There's nothing worse than finding a website and reading about 'we this, we that and we the other', so here is a little information about the 'we' behind this site.
We moved to Scotland a little over twenty years ago, from the sunny and drought ridden climate of the south coast of England. We kept a selection of goats, sheep, ponies and poultry and ran a very successful road-side farm shop. The shop started off as a way of getting rid of surplus eggs, but after putting a little sign out offering eggs for sale, people stopped and soon saw the lovely green veg in Grandad's garden and the goats grazing.
The demand for milk, yoghurt, chemical-free veggies, chicken and Christmas turkeys soon took off and became practically a full time job, and as well as the shop, the smallholding was a regular stop for local school children and visitors from town.
So all in all, we've been involved in keeping rare and minority breeds for nearly 40 years - even before they were 'rare'. Only having a small amount of land (much of it rented and separate from the house), we found traditional breeds to be ideal, as many of them are smaller than commercial breeds, and often they are more hardy too. A change in the local estate management, resulting in rents going up from a few pennies a week to hundreds of pounds a week, to 'facilitate' the new horse owners moving in, saw us heading north for some land of our own.
We brought the entire entourage (this took many trips in a small horsebox and furniture lorry), including a broody Silkie hen sitting on her eggs, a goat with a new born kid at foot, rabbits, white and lilac guinea fowl, Broad Breasted Bronze turkeys, Rhode Island and New Hampshire Reds, several Shetland sheep complete with their X Dorset lambs, Old English Game bantams, Plymouth Rocks, Polands plus a couple of resuced dogs; a collie called Timmy, and mad Rex who was as loopy as a loopy thing and sat in the back with Grandad. Unfortunatly we couldn't bring Candy the Exmoor at the time due to her being a grand 32 years of age, and a 700mile journey in roasting summer temperatures didn't seem like a good thing to do to her, and nor could we bring Dandy the rescue Dartmoor pony because he wasn't allowed out of the county. Flower, the hair-pulling Toggenburg died a little before we moved but we did bring Megan and Chloe, a beautiful set of twin British Alpine goats.
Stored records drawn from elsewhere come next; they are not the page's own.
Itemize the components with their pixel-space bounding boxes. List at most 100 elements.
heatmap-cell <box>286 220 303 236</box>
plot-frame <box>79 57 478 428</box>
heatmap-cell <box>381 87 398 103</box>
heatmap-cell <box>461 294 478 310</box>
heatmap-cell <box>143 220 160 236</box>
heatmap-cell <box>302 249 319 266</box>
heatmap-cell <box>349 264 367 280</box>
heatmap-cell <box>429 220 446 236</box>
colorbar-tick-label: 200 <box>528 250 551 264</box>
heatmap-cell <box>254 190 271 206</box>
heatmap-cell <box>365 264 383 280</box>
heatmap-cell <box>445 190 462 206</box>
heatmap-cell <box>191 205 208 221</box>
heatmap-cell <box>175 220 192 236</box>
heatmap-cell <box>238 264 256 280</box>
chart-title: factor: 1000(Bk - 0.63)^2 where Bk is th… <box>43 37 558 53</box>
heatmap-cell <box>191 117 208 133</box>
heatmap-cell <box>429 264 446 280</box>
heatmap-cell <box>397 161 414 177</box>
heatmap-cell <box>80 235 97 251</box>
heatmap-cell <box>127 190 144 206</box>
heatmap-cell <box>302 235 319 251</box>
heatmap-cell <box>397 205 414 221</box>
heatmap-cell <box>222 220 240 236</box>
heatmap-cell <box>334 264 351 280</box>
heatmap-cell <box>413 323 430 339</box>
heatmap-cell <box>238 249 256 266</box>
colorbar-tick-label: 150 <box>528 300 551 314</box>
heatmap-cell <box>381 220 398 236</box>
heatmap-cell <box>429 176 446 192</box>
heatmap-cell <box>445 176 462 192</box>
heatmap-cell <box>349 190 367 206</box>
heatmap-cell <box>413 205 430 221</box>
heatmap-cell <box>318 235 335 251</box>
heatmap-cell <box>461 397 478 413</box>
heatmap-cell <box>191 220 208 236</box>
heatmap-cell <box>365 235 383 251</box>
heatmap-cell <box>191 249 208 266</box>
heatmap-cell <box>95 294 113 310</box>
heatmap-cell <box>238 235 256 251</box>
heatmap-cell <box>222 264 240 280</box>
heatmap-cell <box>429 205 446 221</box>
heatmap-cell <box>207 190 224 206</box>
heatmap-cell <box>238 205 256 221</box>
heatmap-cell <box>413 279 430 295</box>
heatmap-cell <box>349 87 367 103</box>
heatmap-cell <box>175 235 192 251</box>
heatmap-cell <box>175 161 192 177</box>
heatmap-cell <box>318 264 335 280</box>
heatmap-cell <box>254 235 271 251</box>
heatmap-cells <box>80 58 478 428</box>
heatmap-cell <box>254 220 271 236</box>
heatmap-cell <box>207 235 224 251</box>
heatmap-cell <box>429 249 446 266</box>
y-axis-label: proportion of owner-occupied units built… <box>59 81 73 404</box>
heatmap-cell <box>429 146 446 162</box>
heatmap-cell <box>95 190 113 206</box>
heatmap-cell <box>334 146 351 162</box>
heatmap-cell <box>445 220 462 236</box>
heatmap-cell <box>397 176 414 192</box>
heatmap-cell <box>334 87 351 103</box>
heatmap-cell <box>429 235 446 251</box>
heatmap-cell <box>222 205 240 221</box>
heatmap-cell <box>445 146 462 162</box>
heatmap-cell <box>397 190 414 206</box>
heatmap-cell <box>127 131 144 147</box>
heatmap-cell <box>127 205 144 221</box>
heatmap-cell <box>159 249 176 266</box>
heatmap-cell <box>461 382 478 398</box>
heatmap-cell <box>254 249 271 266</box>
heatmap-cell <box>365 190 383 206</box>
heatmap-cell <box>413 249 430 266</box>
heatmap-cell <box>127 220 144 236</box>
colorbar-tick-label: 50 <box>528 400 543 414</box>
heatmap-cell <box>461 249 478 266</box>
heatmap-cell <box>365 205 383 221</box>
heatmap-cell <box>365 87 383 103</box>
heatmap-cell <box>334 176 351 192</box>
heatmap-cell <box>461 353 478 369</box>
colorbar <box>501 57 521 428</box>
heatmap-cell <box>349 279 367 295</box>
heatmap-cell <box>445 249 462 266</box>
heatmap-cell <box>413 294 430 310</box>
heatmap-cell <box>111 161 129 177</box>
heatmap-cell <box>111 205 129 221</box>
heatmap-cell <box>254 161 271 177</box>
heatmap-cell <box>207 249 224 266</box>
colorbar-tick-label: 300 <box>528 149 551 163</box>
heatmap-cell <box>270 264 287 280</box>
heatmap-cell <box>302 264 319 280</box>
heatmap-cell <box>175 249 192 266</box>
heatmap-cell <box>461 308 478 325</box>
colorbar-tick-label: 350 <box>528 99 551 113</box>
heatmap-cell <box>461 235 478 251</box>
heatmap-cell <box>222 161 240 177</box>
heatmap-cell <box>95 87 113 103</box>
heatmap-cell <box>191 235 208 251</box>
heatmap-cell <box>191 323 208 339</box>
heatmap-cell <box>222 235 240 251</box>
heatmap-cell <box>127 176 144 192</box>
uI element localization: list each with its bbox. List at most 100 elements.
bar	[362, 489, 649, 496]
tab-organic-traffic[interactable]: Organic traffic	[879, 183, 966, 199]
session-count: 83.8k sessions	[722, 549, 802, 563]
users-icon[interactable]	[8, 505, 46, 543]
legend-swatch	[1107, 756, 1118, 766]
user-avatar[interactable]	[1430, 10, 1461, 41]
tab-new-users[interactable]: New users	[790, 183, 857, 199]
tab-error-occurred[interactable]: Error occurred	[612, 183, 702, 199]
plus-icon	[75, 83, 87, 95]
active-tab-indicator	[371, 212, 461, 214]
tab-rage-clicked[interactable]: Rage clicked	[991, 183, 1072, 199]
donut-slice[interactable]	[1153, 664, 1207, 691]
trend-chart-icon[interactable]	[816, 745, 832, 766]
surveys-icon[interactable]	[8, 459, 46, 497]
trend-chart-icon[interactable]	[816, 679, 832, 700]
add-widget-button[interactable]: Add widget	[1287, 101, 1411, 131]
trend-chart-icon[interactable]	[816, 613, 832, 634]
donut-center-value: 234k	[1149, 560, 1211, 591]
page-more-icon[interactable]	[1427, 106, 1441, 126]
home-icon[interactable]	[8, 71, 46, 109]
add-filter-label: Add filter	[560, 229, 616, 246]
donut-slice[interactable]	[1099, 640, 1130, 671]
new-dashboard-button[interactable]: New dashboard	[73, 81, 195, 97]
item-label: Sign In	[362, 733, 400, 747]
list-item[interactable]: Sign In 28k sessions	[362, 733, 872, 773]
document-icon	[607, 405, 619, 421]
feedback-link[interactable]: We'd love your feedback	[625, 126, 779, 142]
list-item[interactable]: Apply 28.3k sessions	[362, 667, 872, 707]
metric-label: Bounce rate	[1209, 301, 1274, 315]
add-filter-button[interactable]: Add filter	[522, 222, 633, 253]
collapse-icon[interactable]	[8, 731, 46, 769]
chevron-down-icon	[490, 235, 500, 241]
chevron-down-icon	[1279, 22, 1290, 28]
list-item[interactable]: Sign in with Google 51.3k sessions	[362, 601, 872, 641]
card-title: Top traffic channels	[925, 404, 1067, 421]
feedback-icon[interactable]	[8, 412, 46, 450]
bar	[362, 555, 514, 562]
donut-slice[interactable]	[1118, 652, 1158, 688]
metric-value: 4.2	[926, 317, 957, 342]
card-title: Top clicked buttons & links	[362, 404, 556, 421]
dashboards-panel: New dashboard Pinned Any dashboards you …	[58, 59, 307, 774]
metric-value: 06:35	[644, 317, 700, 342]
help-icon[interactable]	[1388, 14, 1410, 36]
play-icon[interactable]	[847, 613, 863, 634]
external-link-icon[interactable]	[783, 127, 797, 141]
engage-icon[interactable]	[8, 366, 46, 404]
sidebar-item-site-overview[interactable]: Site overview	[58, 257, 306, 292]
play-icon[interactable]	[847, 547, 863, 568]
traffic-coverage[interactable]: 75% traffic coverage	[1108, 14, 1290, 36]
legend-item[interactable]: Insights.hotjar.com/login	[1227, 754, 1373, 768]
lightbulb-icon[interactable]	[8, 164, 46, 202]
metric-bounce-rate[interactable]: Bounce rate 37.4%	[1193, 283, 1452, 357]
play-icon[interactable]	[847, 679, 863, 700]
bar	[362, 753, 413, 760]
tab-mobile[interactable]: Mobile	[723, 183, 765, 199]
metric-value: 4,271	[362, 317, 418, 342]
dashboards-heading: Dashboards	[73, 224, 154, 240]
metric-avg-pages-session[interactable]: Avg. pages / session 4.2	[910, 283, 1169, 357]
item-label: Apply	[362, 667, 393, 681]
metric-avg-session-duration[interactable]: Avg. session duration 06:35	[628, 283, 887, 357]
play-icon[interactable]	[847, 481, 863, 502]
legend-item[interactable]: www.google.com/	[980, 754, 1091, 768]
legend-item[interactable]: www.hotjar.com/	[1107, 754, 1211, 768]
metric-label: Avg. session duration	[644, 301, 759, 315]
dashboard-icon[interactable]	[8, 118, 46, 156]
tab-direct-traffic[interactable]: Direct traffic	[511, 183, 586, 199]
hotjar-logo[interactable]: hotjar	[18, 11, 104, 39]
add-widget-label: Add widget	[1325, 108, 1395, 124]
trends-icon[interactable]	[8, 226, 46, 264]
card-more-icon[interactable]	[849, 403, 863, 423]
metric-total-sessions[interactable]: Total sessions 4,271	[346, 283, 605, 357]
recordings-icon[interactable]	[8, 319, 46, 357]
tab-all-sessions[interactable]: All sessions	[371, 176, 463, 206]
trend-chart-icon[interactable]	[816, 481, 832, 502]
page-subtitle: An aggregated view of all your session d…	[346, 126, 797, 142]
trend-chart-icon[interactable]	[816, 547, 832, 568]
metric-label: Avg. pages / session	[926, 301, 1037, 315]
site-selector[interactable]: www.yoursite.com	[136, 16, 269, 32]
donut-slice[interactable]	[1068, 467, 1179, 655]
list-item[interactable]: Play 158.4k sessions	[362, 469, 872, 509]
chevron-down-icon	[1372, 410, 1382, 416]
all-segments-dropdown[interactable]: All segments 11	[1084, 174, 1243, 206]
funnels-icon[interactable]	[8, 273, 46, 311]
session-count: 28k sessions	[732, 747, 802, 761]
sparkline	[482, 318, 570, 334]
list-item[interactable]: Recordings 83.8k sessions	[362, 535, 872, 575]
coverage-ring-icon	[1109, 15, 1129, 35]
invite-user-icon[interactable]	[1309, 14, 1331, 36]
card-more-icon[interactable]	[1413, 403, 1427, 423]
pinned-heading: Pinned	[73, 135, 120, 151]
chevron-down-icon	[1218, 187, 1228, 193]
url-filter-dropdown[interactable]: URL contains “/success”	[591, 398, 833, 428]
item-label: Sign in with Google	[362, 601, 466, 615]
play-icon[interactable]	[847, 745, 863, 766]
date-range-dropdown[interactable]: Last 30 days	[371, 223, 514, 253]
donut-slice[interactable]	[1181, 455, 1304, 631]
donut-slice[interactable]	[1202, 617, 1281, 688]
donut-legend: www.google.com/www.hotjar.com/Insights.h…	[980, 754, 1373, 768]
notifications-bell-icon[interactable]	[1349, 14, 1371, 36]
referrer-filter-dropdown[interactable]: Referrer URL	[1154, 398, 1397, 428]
Once settled in our new home in Aberdeenshire, we expanded with ducks and geese and numerous other poultry, all in smart DIY built arks in the garden. Over the years the fowl population was decimated by the packs of foxes that would roam across our fields, and rescuing many, many birds literally from the mouths of foxes and stitching up the wounds, eventually we gave up trying to beat them. Even the pair of Fox Terriers we had couldn't aid the problem as the local farmer threatened to shoot the dogs if he saw them near his land. These days, half of the forest has been felled and the foxes are managed to a better degree, although we still have to keep a watchful eye open. We keep a few hens to provide us with enough free range organic eggs for our table and for bartering, a muscovey drake and a pair of Shetland geese complete the feathered section.
In the spring and summer the chickens range far and wide, often taking in a trip to the veggie plot. This of course is incredibly frustrating when small seedlings have just sprung, or freshly transplated veg has just been watered in, and we go out there only to find the whole place scratched to pieces! Potatoes are a stable food in this house, and over the years we've tried several varieties (.......), carrots and other root veg can always be stored and used in soups and stews, and in the summer it's a treat to go and pick some fresh salad for lunch. We're not too successful with soft fruit as the wild birds tend to get to it first, and although we could net everything, what's the point of having a nice patch of land to attract wildlife if you don't let it feed? Talking of that, this winter we had our first sight of a woodpecker on the peanut hanger in the back garden.
In the fields, a mixture of Jacob, Shetland, Southdown, Soay, Herdwick, Lleyn and Suffolk influenced crosses munch their way through the grazing and in the winter they consume innumerable amounts of hay. We're not overly fond of shop bought lamb, so we rear our lambs to hogget and mutton, selling or bartering some of the excess meat. Those who have a stereotypical image of a ragged broken old ewe as mutton are often surprised by the tenderness and flavour from our meat.
To keep the sheep in order we have a working collie, Finnigan, trained in basic obedience since day one, and trained by ourselves in the art of rounding up and penning the flock. It's a bit like the blind leading the blind sometimes, but we generally get there, and the fact that it's easier with the dog than without must mean that we've done something right! Finn's buddy is Star, another collie, but this time a rescue. He doesn't contribute much to the farm but after being poorly treated and suffering rotten teeth and gums in his previous life, he deserves a bit of time out. There are also cats a-plenty on the holding, well, you have to keep the vermin at bay somehow.
Once you've had horses and goats, life is never quite the same without them, although sometimes both species can be fairly challenging! Crumble is the Exmoor pony whom we travelled down to Jedburgh to collect, her previous owners bringing her up from Yorkshire. She's a shy beast who loves attention, but getting hold of her is sometimes a bit hit and miss. Hopefully she'll settle down as she gets used to us.